I get over 15,000 on my NON OC AMD 2500.
 
M

Mangyrat

for the record i get around the same score on my sys with a 9700 pro and 1
gig ddr 3200 ram and a barton 2500 if i tweak it and overclock i get a lot
better but why do it? it play's everything just fine at stock settings. we
get stuck on this bench marking thing and forget why we buy new video cars
in the first place "games" if it plays the newest games and plays them great
why even bench mark it? just so we thing the new card we just got is total
crap and we need more hard ware so we can have a high score like the rest of
the guys overclocking and tweeking the hell out of a sys? screw that im
playing a game while they tweek and overclock.
 
T

Tvegas

I agree. People like to tweak too much and piss around with this setting or
that setting just trying to squeeze out that last little bit of performance
for a better score, for what? It's a waste of time.
 
C

Chrisr

I take your point concerning benchmarking, I share it.

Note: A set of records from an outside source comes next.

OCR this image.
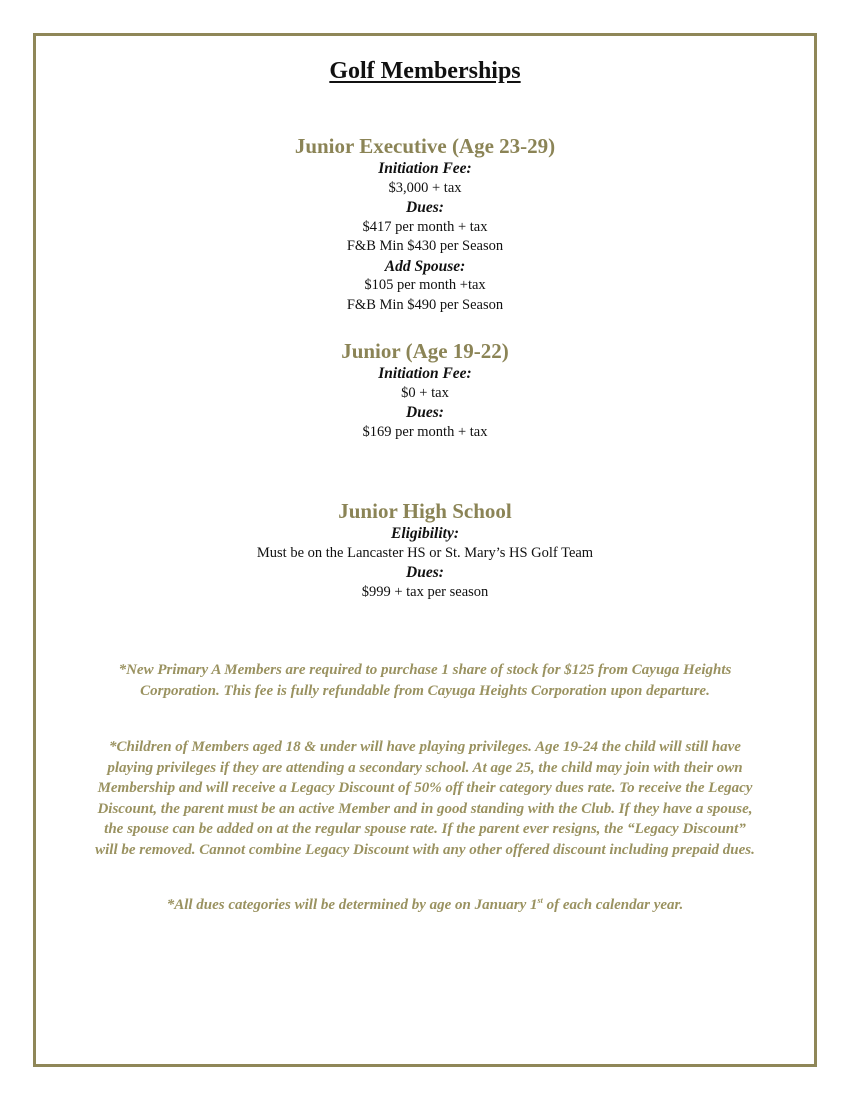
Golf Memberships
Junior Executive (Age 23-29)
Initiation Fee:
$3,000 + tax
Dues:
$417 per month + tax
F&B Min $430 per Season
Add Spouse:
$105 per month +tax
F&B Min $490 per Season
Junior (Age 19-22)
Initiation Fee:
$0 + tax
Dues:
$169 per month + tax
Junior High School
Eligibility:
Must be on the Lancaster HS or St. Mary’s HS Golf Team
Dues:
$999 + tax per season
*New Primary A Members are required to purchase 1 share of stock for $125 from Cayuga Heights Corporation. This fee is fully refundable from Cayuga Heights Corporation upon departure.
*Children of Members aged 18 & under will have playing privileges. Age 19-24 the child will still have playing privileges if they are attending a secondary school. At age 25, the child may join with their own Membership and will receive a Legacy Discount of 50% off their category dues rate. To receive the Legacy Discount, the parent must be an active Member and in good standing with the Club. If they have a spouse, the spouse can be added on at the regular spouse rate. If the parent ever resigns, the “Legacy Discount” will be removed. Cannot combine Legacy Discount with any other offered discount including prepaid dues.
*All dues categories will be determined by age on January 1st of each calendar year.
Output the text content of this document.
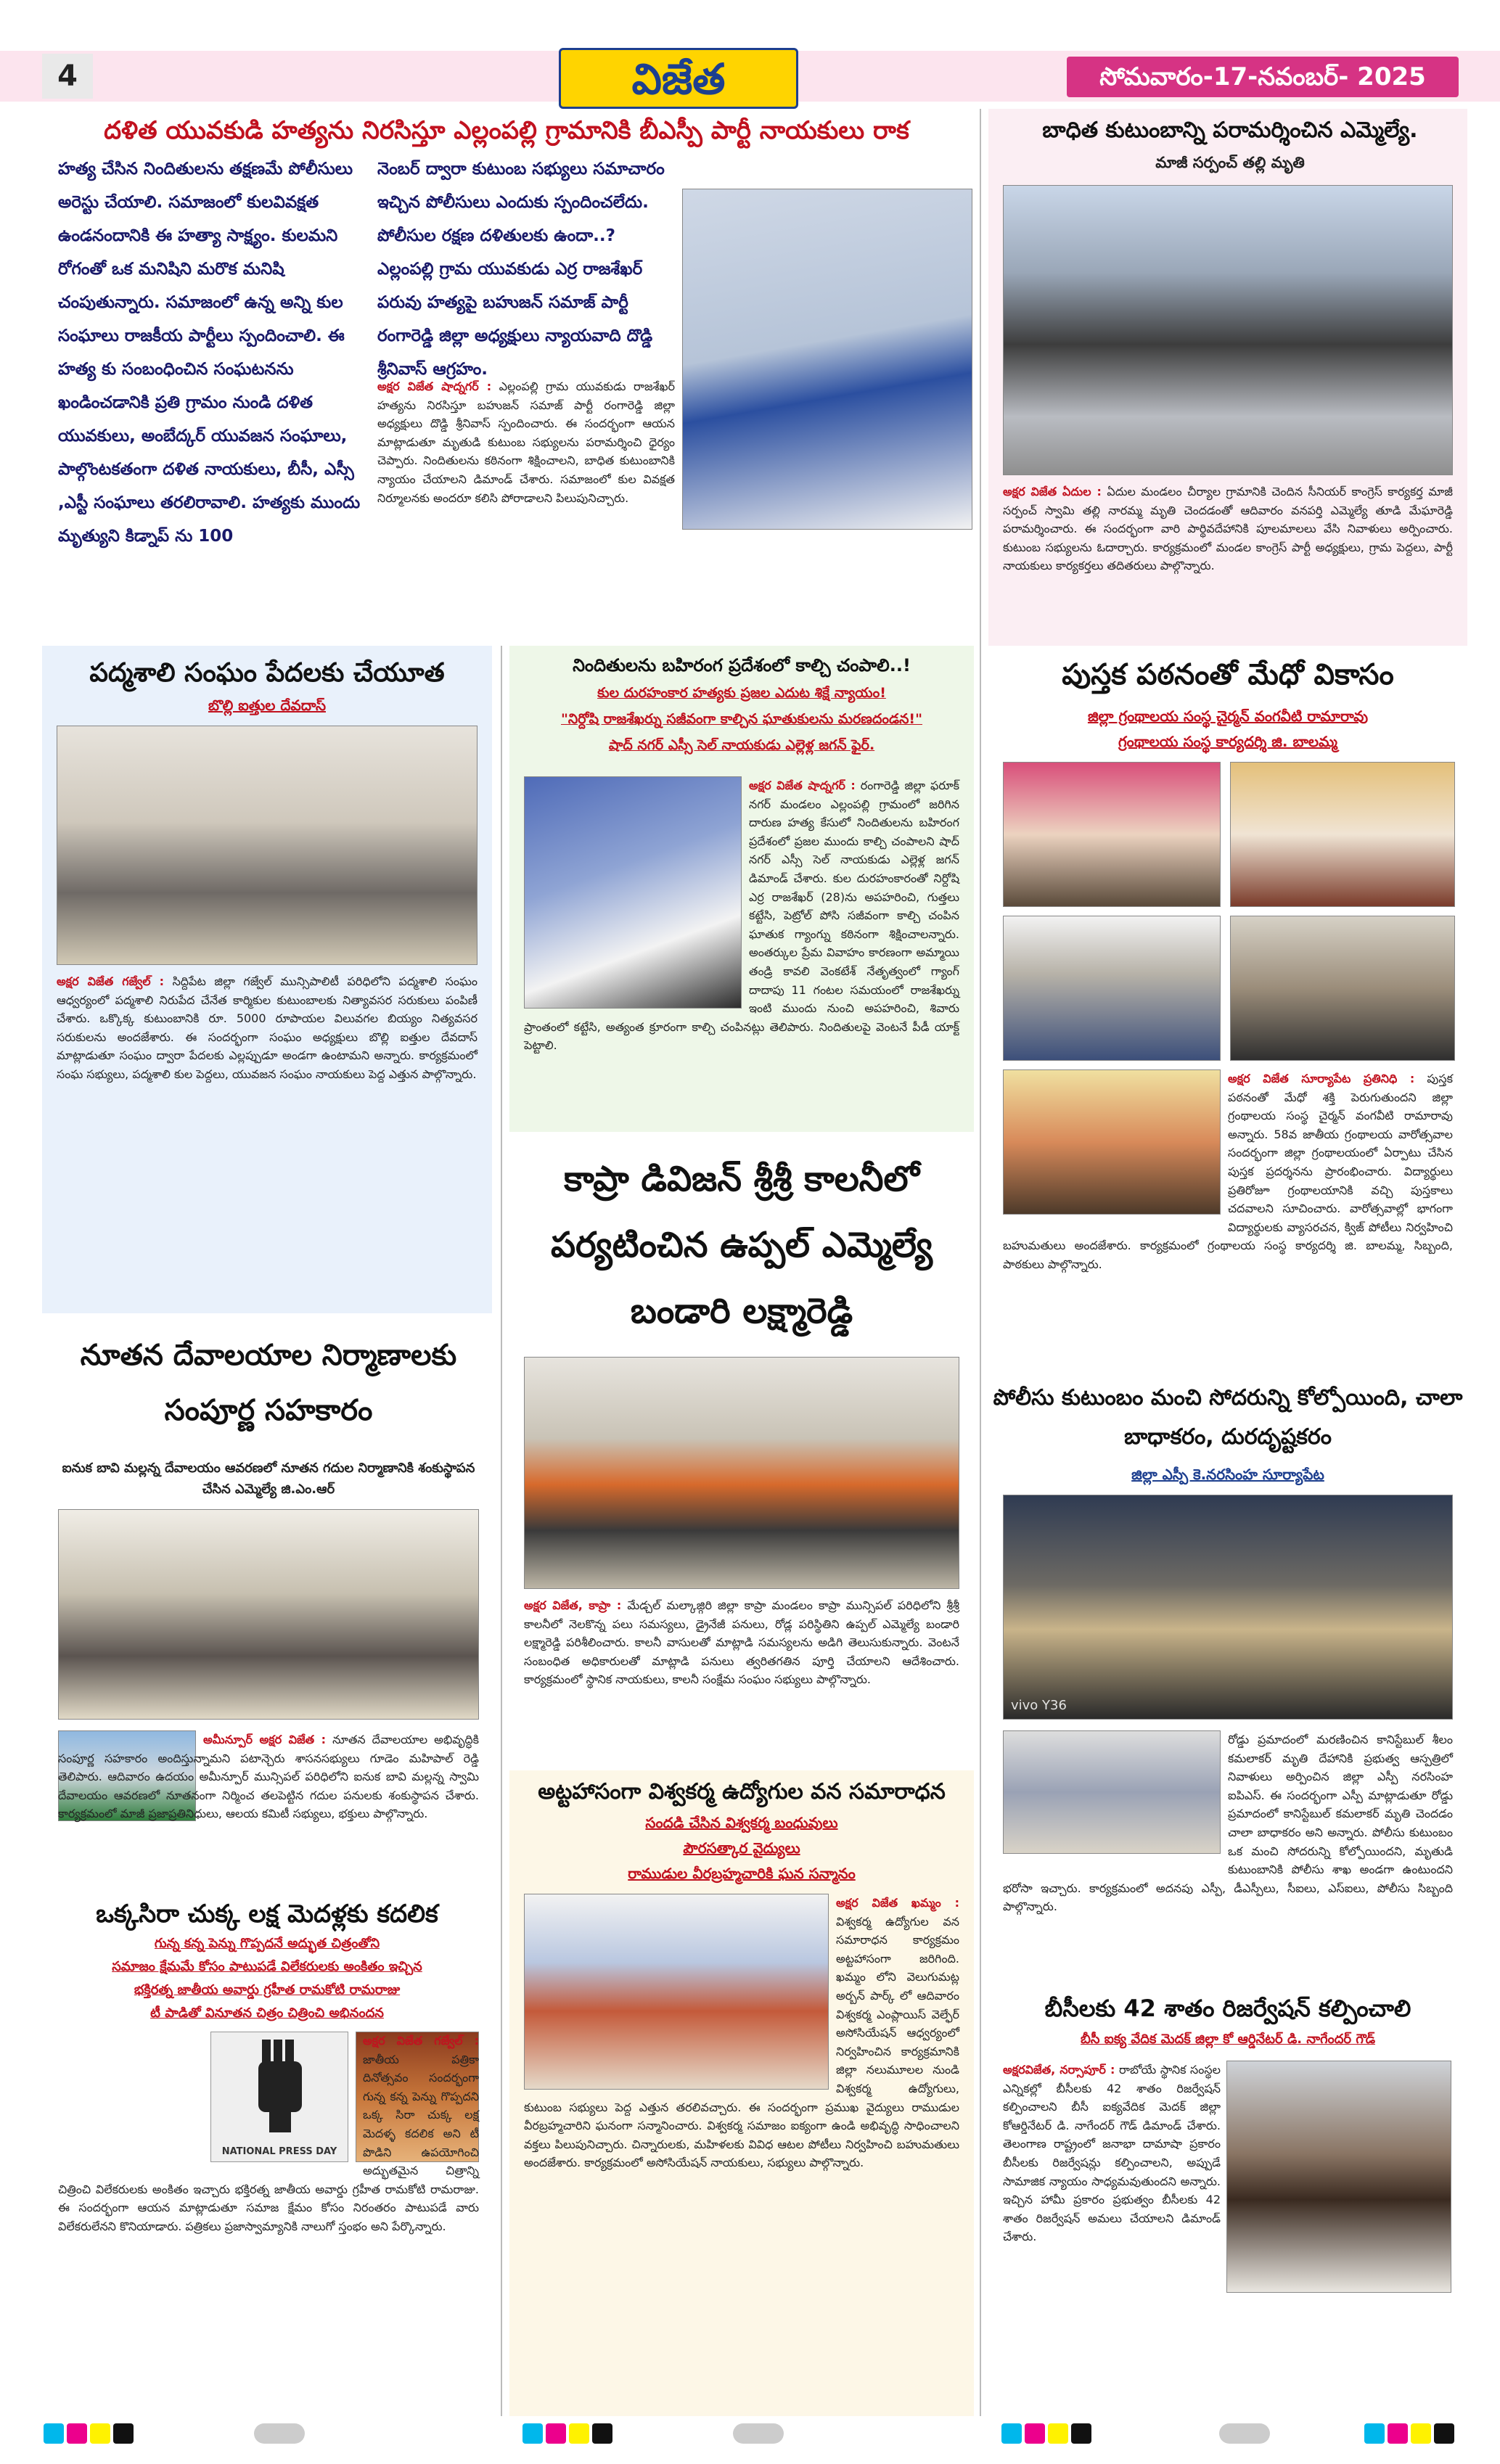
4	విజేత	సోమవారం-17-నవంబర్- 2025
దళిత యువకుడి హత్యను నిరసిస్తూ ఎల్లంపల్లి గ్రామానికి బీఎస్పీ పార్టీ నాయకులు రాక
హత్య చేసిన నిందితులను తక్షణమే పోలీసులు అరెస్టు చేయాలి. సమాజంలో కులవివక్షత ఉండనందానికి ఈ హత్యా సాక్ష్యం. కులమని రోగంతో ఒక మనిషిని మరొక మనిషి చంపుతున్నారు. సమాజంలో ఉన్న అన్ని కుల సంఘాలు రాజకీయ పార్టీలు స్పందించాలి. ఈ హత్య కు సంబంధించిన సంఘటనను ఖండించడానికి ప్రతి గ్రామం నుండి దళిత యువకులు, అంబేద్కర్ యువజన సంఘాలు, పాల్గొంటకతంగా దళిత నాయకులు, బీసీ, ఎస్సీ ,ఎస్టీ సంఘాలు తరలిరావాలి. హత్యకు ముందు మృత్యుని కిడ్నాప్ ను 100
నెంబర్ ద్వారా కుటుంబ సభ్యులు సమాచారం ఇచ్చిన పోలీసులు ఎందుకు స్పందించలేదు. పోలీసుల రక్షణ దళితులకు ఉందా..? ఎల్లంపల్లి గ్రామ యువకుడు ఎర్ర రాజశేఖర్ పరువు హత్యపై బహుజన్ సమాజ్ పార్టీ రంగారెడ్డి జిల్లా అధ్యక్షులు న్యాయవాది దొడ్డి శ్రీనివాస్ ఆగ్రహం.
అక్షర విజేత షాద్నగర్ : ఎల్లంపల్లి గ్రామ యువకుడు రాజశేఖర్ హత్యను నిరసిస్తూ బహుజన్ సమాజ్ పార్టీ రంగారెడ్డి జిల్లా అధ్యక్షులు దొడ్డి శ్రీనివాస్ స్పందించారు. ఈ సందర్భంగా ఆయన మాట్లాడుతూ మృతుడి కుటుంబ సభ్యులను పరామర్శించి ధైర్యం చెప్పారు. నిందితులను కఠినంగా శిక్షించాలని, బాధిత కుటుంబానికి న్యాయం చేయాలని డిమాండ్ చేశారు. సమాజంలో కుల వివక్షత నిర్మూలనకు అందరూ కలిసి పోరాడాలని పిలుపునిచ్చారు.
బాధిత కుటుంబాన్ని పరామర్శించిన ఎమ్మెల్యే.
మాజీ సర్పంచ్ తల్లి మృతి
అక్షర విజేత ఏదుల : ఏదుల మండలం చీర్యాల గ్రామానికి చెందిన సీనియర్ కాంగ్రెస్ కార్యకర్త మాజీ సర్పంచ్ స్వామి తల్లి నారమ్మ మృతి చెందడంతో ఆదివారం వనపర్తి ఎమ్మెల్యే తూడి మేఘారెడ్డి పరామర్శించారు. ఈ సందర్భంగా వారి పార్థివదేహానికి పూలమాలలు వేసి నివాళులు అర్పించారు. కుటుంబ సభ్యులను ఓదార్చారు. కార్యక్రమంలో మండల కాంగ్రెస్ పార్టీ అధ్యక్షులు, గ్రామ పెద్దలు, పార్టీ నాయకులు కార్యకర్తలు తదితరులు పాల్గొన్నారు.
పద్మశాలి సంఘం పేదలకు చేయూత
బొల్లి ఐత్తుల దేవదాస్
అక్షర విజేత గజ్వేల్ : సిద్దిపేట జిల్లా గజ్వేల్ మున్సిపాలిటీ పరిధిలోని పద్మశాలి సంఘం ఆధ్వర్యంలో పద్మశాలి నిరుపేద చేనేత కార్మికుల కుటుంబాలకు నిత్యావసర సరుకులు పంపిణీ చేశారు. ఒక్కొక్క కుటుంబానికి రూ. 5000 రూపాయల విలువగల బియ్యం నిత్యవసర సరుకులను అందజేశారు. ఈ సందర్భంగా సంఘం అధ్యక్షులు బొల్లి ఐత్తుల దేవదాస్ మాట్లాడుతూ సంఘం ద్వారా పేదలకు ఎల్లప్పుడూ అండగా ఉంటామని అన్నారు. కార్యక్రమంలో సంఘ సభ్యులు, పద్మశాలి కుల పెద్దలు, యువజన సంఘం నాయకులు పెద్ద ఎత్తున పాల్గొన్నారు.
నూతన దేవాలయాల నిర్మాణాలకు సంపూర్ణ సహకారం
ఐనుక బావి మల్లన్న దేవాలయం ఆవరణలో నూతన గదుల నిర్మాణానికి శంకుస్థాపన చేసిన ఎమ్మెల్యే జి.ఎం.ఆర్
అమీన్పూర్ అక్షర విజేత : నూతన దేవాలయాల అభివృద్ధికి సంపూర్ణ సహకారం అందిస్తున్నామని పటాన్చెరు శాసనసభ్యులు గూడెం మహిపాల్ రెడ్డి తెలిపారు. ఆదివారం ఉదయం అమీన్పూర్ మున్సిపల్ పరిధిలోని ఐనుక బావి మల్లన్న స్వామి దేవాలయం ఆవరణలో నూతనంగా నిర్మించ తలపెట్టిన గదుల పనులకు శంకుస్థాపన చేశారు. కార్యక్రమంలో మాజీ ప్రజాప్రతినిధులు, ఆలయ కమిటీ సభ్యులు, భక్తులు పాల్గొన్నారు.
ఒక్కసిరా చుక్క లక్ష మెదళ్లకు కదలిక
గున్న కన్న పెన్ను గొప్పదనే అద్భుత చిత్రంతోని
సమాజం క్షేమమే కోసం పాటుపడే విలేకరులకు అంకితం ఇచ్చిన
భక్తిరత్న జాతీయ అవార్డు గ్రహీత రామకోటి రామరాజు
టీ పాడితో వినూతన చిత్రం చిత్రించి అభినందన
NATIONAL PRESS DAY
అక్షర విజేత గజ్వేల్ : జాతీయ పత్రికా దినోత్సవం సందర్భంగా గున్న కన్న పెన్ను గొప్పదని ఒక్క సిరా చుక్క లక్ష మెదళ్ళ కదలిక అని టీ పొడిని ఉపయోగించి అద్భుతమైన చిత్రాన్ని చిత్రించి విలేకరులకు అంకితం ఇచ్చారు భక్తిరత్న జాతీయ అవార్డు గ్రహీత రామకోటి రామరాజు. ఈ సందర్భంగా ఆయన మాట్లాడుతూ సమాజ క్షేమం కోసం నిరంతరం పాటుపడే వారు విలేకరులేనని కొనియాడారు. పత్రికలు ప్రజాస్వామ్యానికి నాలుగో స్తంభం అని పేర్కొన్నారు.
నిందితులను బహిరంగ ప్రదేశంలో కాల్చి చంపాలి..!
కుల దురహంకార హత్యకు ప్రజల ఎదుట శిక్షే న్యాయం!
"నిర్దోషి రాజశేఖర్ను సజీవంగా కాల్చిన ఘాతుకులను మరణదండన!"
షాద్ నగర్ ఎస్సీ సెల్ నాయకుడు ఎల్లెళ్ల జగన్ ఫైర్.
అక్షర విజేత షాద్నగర్ : రంగారెడ్డి జిల్లా ఫరూక్ నగర్ మండలం ఎల్లంపల్లి గ్రామంలో జరిగిన దారుణ హత్య కేసులో నిందితులను బహిరంగ ప్రదేశంలో ప్రజల ముందు కాల్చి చంపాలని షాద్ నగర్ ఎస్సీ సెల్ నాయకుడు ఎల్లెళ్ల జగన్ డిమాండ్ చేశారు. కుల దురహంకారంతో నిర్దోషి ఎర్ర రాజశేఖర్ (28)ను అపహరించి, గుత్తలు కట్టేసి, పెట్రోల్ పోసి సజీవంగా కాల్చి చంపిన ఘాతుక గ్యాంగ్ను కఠినంగా శిక్షించాలన్నారు. అంతర్కుల ప్రేమ వివాహం కారణంగా అమ్మాయి తండ్రి కావలి వెంకటేశ్ నేతృత్వంలో గ్యాంగ్ దాదాపు 11 గంటల సమయంలో రాజశేఖర్ను ఇంటి ముందు నుంచి అపహరించి, శివారు ప్రాంతంలో కట్టేసి, అత్యంత క్రూరంగా కాల్చి చంపినట్లు తెలిపారు. నిందితులపై వెంటనే పీడీ యాక్ట్ పెట్టాలి.
కాప్రా డివిజన్ శ్రీశ్రీ కాలనీలో పర్యటించిన ఉప్పల్ ఎమ్మెల్యే బండారి లక్ష్మారెడ్డి
అక్షర విజేత, కాప్రా : మేడ్చల్ మల్కాజ్గిరి జిల్లా కాప్రా మండలం కాప్రా మున్సిపల్ పరిధిలోని శ్రీశ్రీ కాలనీలో నెలకొన్న పలు సమస్యలు, డ్రైనేజీ పనులు, రోడ్ల పరిస్థితిని ఉప్పల్ ఎమ్మెల్యే బండారి లక్ష్మారెడ్డి పరిశీలించారు. కాలనీ వాసులతో మాట్లాడి సమస్యలను అడిగి తెలుసుకున్నారు. వెంటనే సంబంధిత అధికారులతో మాట్లాడి పనులు త్వరితగతిన పూర్తి చేయాలని ఆదేశించారు. కార్యక్రమంలో స్థానిక నాయకులు, కాలనీ సంక్షేమ సంఘం సభ్యులు పాల్గొన్నారు.
అట్టహాసంగా విశ్వకర్మ ఉద్యోగుల వన సమారాధన
సందడి చేసిన విశ్వకర్మ బంధువులు
పౌరసత్కార వైద్యులు
రాముడుల వీరబ్రహ్మచారికి ఘన సన్మానం
అక్షర విజేత ఖమ్మం : విశ్వకర్మ ఉద్యోగుల వన సమారాధన కార్యక్రమం అట్టహాసంగా జరిగింది. ఖమ్మం లోని వెలుగుమట్ల అర్బన్ పార్క్ లో ఆదివారం విశ్వకర్మ ఎంప్లాయిస్ వెల్ఫేర్ అసోసియేషన్ ఆధ్వర్యంలో నిర్వహించిన కార్యక్రమానికి జిల్లా నలుమూలల నుండి విశ్వకర్మ ఉద్యోగులు, కుటుంబ సభ్యులు పెద్ద ఎత్తున తరలివచ్చారు. ఈ సందర్భంగా ప్రముఖ వైద్యులు రాముడుల వీరబ్రహ్మచారిని ఘనంగా సన్మానించారు. విశ్వకర్మ సమాజం ఐక్యంగా ఉండి అభివృద్ధి సాధించాలని వక్తలు పిలుపునిచ్చారు. చిన్నారులకు, మహిళలకు వివిధ ఆటల పోటీలు నిర్వహించి బహుమతులు అందజేశారు. కార్యక్రమంలో అసోసియేషన్ నాయకులు, సభ్యులు పాల్గొన్నారు.
పుస్తక పఠనంతో మేధో వికాసం
జిల్లా గ్రంథాలయ సంస్థ చైర్మన్ వంగవీటి రామారావు
గ్రంథాలయ సంస్థ కార్యదర్శి జి. బాలమ్మ
అక్షర విజేత సూర్యాపేట ప్రతినిధి : పుస్తక పఠనంతో మేధో శక్తి పెరుగుతుందని జిల్లా గ్రంథాలయ సంస్థ చైర్మన్ వంగవీటి రామారావు అన్నారు. 58వ జాతీయ గ్రంథాలయ వారోత్సవాల సందర్భంగా జిల్లా గ్రంథాలయంలో ఏర్పాటు చేసిన పుస్తక ప్రదర్శనను ప్రారంభించారు. విద్యార్థులు ప్రతిరోజూ గ్రంథాలయానికి వచ్చి పుస్తకాలు చదవాలని సూచించారు. వారోత్సవాల్లో భాగంగా విద్యార్థులకు వ్యాసరచన, క్విజ్ పోటీలు నిర్వహించి బహుమతులు అందజేశారు. కార్యక్రమంలో గ్రంథాలయ సంస్థ కార్యదర్శి జి. బాలమ్మ, సిబ్బంది, పాఠకులు పాల్గొన్నారు.
పోలీసు కుటుంబం మంచి సోదరున్ని కోల్పోయింది, చాలా బాధాకరం, దురదృష్టకరం
జిల్లా ఎస్పీ కె.నరసింహ సూర్యాపేట
vivo Y36
రోడ్డు ప్రమాదంలో మరణించిన కానిస్టేబుల్ శీలం కమలాకర్ మృతి దేహానికి ప్రభుత్వ ఆస్పత్రిలో నివాళులు అర్పించిన జిల్లా ఎస్పీ నరసింహ ఐపిఎస్. ఈ సందర్భంగా ఎస్పీ మాట్లాడుతూ రోడ్డు ప్రమాదంలో కానిస్టేబుల్ కమలాకర్ మృతి చెందడం చాలా బాధాకరం అని అన్నారు. పోలీసు కుటుంబం ఒక మంచి సోదరున్ని కోల్పోయిందని, మృతుడి కుటుంబానికి పోలీసు శాఖ అండగా ఉంటుందని భరోసా ఇచ్చారు. కార్యక్రమంలో అదనపు ఎస్పీ, డీఎస్పీలు, సీఐలు, ఎస్ఐలు, పోలీసు సిబ్బంది పాల్గొన్నారు.
బీసీలకు 42 శాతం రిజర్వేషన్ కల్పించాలి
బీసీ ఐక్య వేదిక మెదక్ జిల్లా కో ఆర్డినేటర్ డి. నాగేందర్ గౌడ్
అక్షరవిజేత, నర్సాపూర్ : రాబోయే స్థానిక సంస్థల ఎన్నికల్లో బీసీలకు 42 శాతం రిజర్వేషన్ కల్పించాలని బీసీ ఐక్యవేదిక మెదక్ జిల్లా కోఆర్డినేటర్ డి. నాగేందర్ గౌడ్ డిమాండ్ చేశారు. తెలంగాణ రాష్ట్రంలో జనాభా దామాషా ప్రకారం బీసీలకు రిజర్వేషన్లు కల్పించాలని, అప్పుడే సామాజిక న్యాయం సాధ్యమవుతుందని అన్నారు. ఇచ్చిన హామీ ప్రకారం ప్రభుత్వం బీసీలకు 42 శాతం రిజర్వేషన్ అమలు చేయాలని డిమాండ్ చేశారు.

But I also believe that benchmarking is useful to determine initially if
you machine is performing roughly where it should be. My score of
13,000 in 3DMark immediately tells me that something is not quite right.
It seems that my low memory bus on the Kt266a is going to cause more
performance problems than I would like. You see, when I buy a new card,
I want to make sure its performing at its best, not just providing 'fast
frames' in games. I want it to be the very best it can be, the best for
my dollar. Once I've established that, I'm happy. And I don't just use
3DMark of course, thats just an indicator. Use real games!
 
J

John Boy

You're right about the memory and motherboard. I have a reasonably
overclocked 9700 Pro with a 2600+ at 200 x 11.5 (A7N8X Deluxe 2.0) and that
achieves around 16,500 in 3DMark 2001 SE and about 5,500 in 3DMark03. In
each case, the screen is set up to avoid noise in dark areas such as Troll's
Lair.
 
J

Jim Davis

I take your point concerning benchmarking, I share it.

But I also believe that benchmarking is useful to determine initially if
you machine is performing roughly where it should be. My score of
13,000 in 3DMark immediately tells me that something is not quite right.
It seems that my low memory bus on the Kt266a is going to cause more
performance problems than I would like. You see, when I buy a new card,
I want to make sure its performing at its best, not just providing 'fast
frames' in games. I want it to be the very best it can be, the best for
my dollar. Once I've established that, I'm happy. And I don't just use
3DMark of course, thats just an indicator. Use real games!

I just got a 9800 Pro 128. It blows extremely high FPS in any game,
any res, full graphics, yadayada. P4/2.66. this puppy will be good
enough for gaming for quite some time.